Students
and faculty at the University of Wisconsin-Stevens Point are likely all too
familiar with the orange envelopes placed underneath the windshield wipers of
their car.
The
orange envelopes contain citations for violations, such as parking at an
expired meter or parking without a permit in a designated permit area.
Parking
citations vary in cost according to the type of offense. Parking at an expired
meter on campus is $6, while a citation for an incorrect or missing permit is $20.
The
revenue garnered from citations and coin meters goes to maintaining and
improving the lots on campus. This includes funding projects, such as the new
parking structure planned for development in Lot X.
The
revenue also goes to paying the wages of parking services employees, which has
three full-time employees, some part-time employees and between 10 and 15
student employees.
Parking
services, whose mission statement includes providing permit and convenience
parking to students, faculty, staff and guests, requires some of the lowest
permit fees in the University of Wisconsin system and charges some of the
lowest citation prices.
For
example, an expired meter citation at the University of Wisconsin- Madison
costs $30, five times the rate of UWSP. The University of Wisconsin-Oshkosh’s
citation price is $11.
The
difference in price for parking permits is even greater.
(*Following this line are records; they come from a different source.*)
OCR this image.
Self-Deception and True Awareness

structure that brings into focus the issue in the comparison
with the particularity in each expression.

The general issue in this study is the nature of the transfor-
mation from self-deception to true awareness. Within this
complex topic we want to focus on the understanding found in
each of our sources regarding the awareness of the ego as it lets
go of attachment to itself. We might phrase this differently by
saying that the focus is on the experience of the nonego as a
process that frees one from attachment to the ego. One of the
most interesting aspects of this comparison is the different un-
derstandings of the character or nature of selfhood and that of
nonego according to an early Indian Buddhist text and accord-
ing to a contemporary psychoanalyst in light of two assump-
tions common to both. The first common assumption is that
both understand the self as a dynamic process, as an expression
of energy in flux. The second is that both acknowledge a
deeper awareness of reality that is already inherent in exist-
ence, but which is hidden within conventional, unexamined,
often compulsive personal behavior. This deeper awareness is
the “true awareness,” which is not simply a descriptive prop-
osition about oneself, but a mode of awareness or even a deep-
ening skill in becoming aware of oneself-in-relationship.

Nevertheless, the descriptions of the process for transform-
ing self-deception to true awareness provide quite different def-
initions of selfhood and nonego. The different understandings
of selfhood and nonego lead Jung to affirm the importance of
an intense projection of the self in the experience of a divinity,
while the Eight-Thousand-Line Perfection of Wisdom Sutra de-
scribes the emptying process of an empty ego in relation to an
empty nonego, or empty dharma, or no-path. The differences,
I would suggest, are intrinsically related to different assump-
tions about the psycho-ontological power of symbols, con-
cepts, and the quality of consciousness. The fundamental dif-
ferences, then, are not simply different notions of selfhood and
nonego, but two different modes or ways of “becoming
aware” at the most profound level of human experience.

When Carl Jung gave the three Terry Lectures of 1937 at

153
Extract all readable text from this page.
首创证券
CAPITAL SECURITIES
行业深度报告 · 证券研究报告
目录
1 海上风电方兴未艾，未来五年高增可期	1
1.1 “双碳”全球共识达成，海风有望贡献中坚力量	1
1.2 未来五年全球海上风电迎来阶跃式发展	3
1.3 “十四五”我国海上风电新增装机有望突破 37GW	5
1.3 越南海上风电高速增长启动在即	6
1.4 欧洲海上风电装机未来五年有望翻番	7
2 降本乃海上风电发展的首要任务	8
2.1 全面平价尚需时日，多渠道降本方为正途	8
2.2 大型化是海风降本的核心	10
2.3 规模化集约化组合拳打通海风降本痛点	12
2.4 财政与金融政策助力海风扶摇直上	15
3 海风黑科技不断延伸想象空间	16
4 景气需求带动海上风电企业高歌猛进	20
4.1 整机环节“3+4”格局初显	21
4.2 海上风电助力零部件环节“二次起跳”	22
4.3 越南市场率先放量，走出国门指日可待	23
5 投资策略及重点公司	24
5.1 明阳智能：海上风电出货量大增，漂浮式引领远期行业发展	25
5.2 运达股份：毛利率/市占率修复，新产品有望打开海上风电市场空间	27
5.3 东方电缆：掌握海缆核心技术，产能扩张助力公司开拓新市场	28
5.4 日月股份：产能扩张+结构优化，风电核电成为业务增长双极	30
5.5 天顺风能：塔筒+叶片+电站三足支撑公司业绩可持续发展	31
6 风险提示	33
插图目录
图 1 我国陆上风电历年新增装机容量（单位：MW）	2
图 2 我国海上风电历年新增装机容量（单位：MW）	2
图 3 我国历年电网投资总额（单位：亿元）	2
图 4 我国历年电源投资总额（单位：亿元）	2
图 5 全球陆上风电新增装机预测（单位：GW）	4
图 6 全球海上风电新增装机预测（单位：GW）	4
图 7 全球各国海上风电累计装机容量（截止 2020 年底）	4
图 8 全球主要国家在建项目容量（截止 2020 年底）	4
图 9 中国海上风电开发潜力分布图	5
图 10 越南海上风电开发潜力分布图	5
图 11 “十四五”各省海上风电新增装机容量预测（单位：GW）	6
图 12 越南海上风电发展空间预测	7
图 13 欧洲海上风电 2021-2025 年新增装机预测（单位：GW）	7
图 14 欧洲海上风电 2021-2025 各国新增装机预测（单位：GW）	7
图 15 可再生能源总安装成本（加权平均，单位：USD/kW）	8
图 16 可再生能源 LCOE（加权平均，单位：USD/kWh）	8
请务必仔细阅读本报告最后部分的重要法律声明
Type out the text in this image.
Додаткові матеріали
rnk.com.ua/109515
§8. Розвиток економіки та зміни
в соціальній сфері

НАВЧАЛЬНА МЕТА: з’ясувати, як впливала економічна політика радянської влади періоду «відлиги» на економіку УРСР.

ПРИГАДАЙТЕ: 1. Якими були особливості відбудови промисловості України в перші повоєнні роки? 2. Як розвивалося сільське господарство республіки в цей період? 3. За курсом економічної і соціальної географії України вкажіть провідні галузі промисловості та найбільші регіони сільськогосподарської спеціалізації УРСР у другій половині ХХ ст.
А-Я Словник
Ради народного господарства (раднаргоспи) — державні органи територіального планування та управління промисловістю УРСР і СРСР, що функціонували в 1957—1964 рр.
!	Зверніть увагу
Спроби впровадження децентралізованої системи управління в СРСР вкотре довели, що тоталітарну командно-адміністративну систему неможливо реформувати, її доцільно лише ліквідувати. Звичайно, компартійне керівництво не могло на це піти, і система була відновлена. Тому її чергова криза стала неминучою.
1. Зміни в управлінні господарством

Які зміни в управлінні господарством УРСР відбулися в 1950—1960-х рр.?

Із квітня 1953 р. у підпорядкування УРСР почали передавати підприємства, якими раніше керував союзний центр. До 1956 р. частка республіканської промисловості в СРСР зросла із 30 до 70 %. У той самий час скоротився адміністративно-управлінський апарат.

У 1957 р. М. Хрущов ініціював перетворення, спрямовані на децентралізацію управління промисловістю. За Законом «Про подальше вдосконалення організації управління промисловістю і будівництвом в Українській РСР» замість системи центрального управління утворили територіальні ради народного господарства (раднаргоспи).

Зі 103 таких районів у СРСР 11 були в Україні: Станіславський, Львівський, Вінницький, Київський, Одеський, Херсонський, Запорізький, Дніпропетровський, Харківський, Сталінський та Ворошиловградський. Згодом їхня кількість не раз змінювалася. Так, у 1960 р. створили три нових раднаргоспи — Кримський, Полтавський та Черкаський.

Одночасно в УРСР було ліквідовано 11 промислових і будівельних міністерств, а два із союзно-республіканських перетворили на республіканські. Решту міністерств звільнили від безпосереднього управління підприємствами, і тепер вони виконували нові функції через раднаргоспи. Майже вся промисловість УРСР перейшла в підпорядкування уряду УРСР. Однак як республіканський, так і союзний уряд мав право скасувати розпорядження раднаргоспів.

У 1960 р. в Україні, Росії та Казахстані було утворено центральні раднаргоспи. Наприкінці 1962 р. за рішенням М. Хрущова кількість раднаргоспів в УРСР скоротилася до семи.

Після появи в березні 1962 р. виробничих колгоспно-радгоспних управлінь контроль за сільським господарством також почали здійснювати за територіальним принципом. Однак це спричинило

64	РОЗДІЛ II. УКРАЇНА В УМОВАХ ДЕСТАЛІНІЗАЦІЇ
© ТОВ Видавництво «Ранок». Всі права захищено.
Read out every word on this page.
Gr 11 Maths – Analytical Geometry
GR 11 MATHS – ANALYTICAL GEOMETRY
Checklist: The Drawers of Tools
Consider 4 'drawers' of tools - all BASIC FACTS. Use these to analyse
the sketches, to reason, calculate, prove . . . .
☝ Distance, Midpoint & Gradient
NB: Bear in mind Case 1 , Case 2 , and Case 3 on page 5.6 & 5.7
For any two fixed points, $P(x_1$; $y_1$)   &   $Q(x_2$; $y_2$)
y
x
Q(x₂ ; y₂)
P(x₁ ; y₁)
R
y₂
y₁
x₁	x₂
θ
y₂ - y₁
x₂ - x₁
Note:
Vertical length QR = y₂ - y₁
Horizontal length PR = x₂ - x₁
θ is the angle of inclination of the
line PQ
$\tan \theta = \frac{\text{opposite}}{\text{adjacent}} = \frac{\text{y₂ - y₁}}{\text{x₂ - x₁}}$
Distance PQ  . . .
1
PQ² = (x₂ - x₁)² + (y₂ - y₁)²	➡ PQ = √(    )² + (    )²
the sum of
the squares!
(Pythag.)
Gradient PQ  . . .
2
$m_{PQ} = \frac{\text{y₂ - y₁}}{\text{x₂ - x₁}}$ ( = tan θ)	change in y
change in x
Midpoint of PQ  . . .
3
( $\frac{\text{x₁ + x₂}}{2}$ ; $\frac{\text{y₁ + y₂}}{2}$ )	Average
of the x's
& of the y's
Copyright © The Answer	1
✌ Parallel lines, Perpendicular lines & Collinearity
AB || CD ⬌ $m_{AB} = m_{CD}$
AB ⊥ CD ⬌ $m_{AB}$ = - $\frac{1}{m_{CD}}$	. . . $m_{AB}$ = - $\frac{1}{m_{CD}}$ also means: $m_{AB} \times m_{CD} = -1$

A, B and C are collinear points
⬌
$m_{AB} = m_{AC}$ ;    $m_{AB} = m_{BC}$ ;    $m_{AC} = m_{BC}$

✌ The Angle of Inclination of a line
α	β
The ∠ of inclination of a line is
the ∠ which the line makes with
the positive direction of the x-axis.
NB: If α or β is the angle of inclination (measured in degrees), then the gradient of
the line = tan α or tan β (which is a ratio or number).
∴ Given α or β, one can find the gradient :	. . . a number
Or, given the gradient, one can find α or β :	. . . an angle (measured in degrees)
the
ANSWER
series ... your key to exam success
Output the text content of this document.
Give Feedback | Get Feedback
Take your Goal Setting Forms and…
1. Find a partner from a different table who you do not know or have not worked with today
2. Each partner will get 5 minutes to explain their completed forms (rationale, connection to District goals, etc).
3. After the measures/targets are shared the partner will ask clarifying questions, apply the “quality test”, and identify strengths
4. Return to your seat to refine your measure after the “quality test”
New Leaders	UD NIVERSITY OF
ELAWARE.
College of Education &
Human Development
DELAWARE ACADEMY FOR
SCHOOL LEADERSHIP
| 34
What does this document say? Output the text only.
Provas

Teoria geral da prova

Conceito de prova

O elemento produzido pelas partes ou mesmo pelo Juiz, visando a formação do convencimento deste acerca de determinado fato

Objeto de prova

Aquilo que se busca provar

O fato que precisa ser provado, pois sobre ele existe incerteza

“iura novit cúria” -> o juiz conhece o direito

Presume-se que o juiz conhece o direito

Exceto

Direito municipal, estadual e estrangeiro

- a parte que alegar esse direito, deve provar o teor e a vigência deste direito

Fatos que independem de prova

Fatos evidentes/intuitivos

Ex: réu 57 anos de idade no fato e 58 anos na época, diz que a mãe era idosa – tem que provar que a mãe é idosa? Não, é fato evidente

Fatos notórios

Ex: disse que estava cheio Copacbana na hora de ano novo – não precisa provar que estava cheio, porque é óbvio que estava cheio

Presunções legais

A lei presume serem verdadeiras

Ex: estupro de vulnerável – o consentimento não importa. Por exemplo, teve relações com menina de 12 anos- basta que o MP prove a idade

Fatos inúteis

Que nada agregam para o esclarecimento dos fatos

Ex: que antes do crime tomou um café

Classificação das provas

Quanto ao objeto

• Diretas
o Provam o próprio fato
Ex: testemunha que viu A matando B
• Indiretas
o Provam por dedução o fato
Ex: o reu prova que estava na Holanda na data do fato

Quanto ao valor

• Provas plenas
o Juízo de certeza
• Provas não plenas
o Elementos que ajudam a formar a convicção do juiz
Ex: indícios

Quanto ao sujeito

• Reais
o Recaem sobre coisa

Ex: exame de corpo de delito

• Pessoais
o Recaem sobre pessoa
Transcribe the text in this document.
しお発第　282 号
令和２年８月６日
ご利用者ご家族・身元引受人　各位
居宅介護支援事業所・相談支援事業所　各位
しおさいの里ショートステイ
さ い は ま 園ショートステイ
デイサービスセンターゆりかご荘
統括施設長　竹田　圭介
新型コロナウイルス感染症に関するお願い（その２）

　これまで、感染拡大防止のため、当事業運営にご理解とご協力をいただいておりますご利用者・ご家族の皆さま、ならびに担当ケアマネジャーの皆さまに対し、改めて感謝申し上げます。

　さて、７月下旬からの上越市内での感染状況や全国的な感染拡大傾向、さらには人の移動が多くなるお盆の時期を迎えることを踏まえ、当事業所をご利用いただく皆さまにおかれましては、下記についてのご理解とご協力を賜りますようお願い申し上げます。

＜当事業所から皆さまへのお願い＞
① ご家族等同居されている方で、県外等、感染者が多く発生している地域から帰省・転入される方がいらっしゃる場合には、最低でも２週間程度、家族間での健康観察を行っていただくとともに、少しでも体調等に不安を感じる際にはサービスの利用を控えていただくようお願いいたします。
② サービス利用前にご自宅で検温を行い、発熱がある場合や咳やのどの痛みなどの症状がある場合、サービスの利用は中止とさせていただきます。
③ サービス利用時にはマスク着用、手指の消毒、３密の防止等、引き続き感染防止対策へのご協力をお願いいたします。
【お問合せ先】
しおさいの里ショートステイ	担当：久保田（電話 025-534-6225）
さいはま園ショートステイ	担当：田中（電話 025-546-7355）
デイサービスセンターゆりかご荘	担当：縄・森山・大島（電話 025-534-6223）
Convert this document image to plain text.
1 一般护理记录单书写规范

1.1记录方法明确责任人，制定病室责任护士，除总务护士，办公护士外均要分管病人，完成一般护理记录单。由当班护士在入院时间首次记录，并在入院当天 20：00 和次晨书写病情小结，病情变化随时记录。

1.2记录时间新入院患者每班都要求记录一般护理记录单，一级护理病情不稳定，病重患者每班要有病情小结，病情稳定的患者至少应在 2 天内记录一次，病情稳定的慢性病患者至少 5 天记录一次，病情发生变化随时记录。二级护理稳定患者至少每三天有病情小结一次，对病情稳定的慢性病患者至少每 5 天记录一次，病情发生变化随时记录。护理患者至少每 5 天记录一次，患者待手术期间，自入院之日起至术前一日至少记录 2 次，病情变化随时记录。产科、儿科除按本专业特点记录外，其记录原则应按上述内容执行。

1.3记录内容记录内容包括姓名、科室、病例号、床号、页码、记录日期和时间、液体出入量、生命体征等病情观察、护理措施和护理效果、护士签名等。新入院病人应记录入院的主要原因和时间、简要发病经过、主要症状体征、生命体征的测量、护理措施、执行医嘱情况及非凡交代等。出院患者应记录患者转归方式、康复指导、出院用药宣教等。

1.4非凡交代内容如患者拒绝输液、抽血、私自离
It is $790 for the
majority of UW-Madison lot permits. UW-Oshkosh charges $70 per semester for a
parking lot off campus. UWSP charges just over $93 for a yearly permit.
“Sometimes
you pay more than that in a month [at other schools],” said Bill Rowe, director
of Protective and Parking Services, who has been with UWSP since 2003.
Jade
Likely, a senior journalism major attending UW-Madison, said that the parking
situation on the campus is less than ideal.
“I’ve
had a car for three years here. My first year, I was six blocks away from my
apartment. The lot was never plowed, and it was still $85 a month,” Likely
said. “Garage parking is expensive, and meter parking and street parking is
even more expensive. Long story short, I hate parking in Madison.”
At
least one student feels the current parking situation on the UWSP campus could
also be improved.
Kaitlin
Schuman, a web and digital media design senior, said she struggles to find
parking spots on campus that she does not have to pay for because she has to
stay extended periods of time on campus. She also said that at certain times of
the day, even metered spots are a struggle to find.
“Paying
four dollars a day or even more for metered parking breaks the bank,” Schuman
said. “At the end of the day, I may complain a lot about it, but I do realize
it could be worse. It’s frustrating and all, but I guess I could be paying a
heck of a lot more out of pocket than I am currently. A lot of my frustration
comes from the fact that I work on campus, and there’s no compensation for
parking offered for student employees.”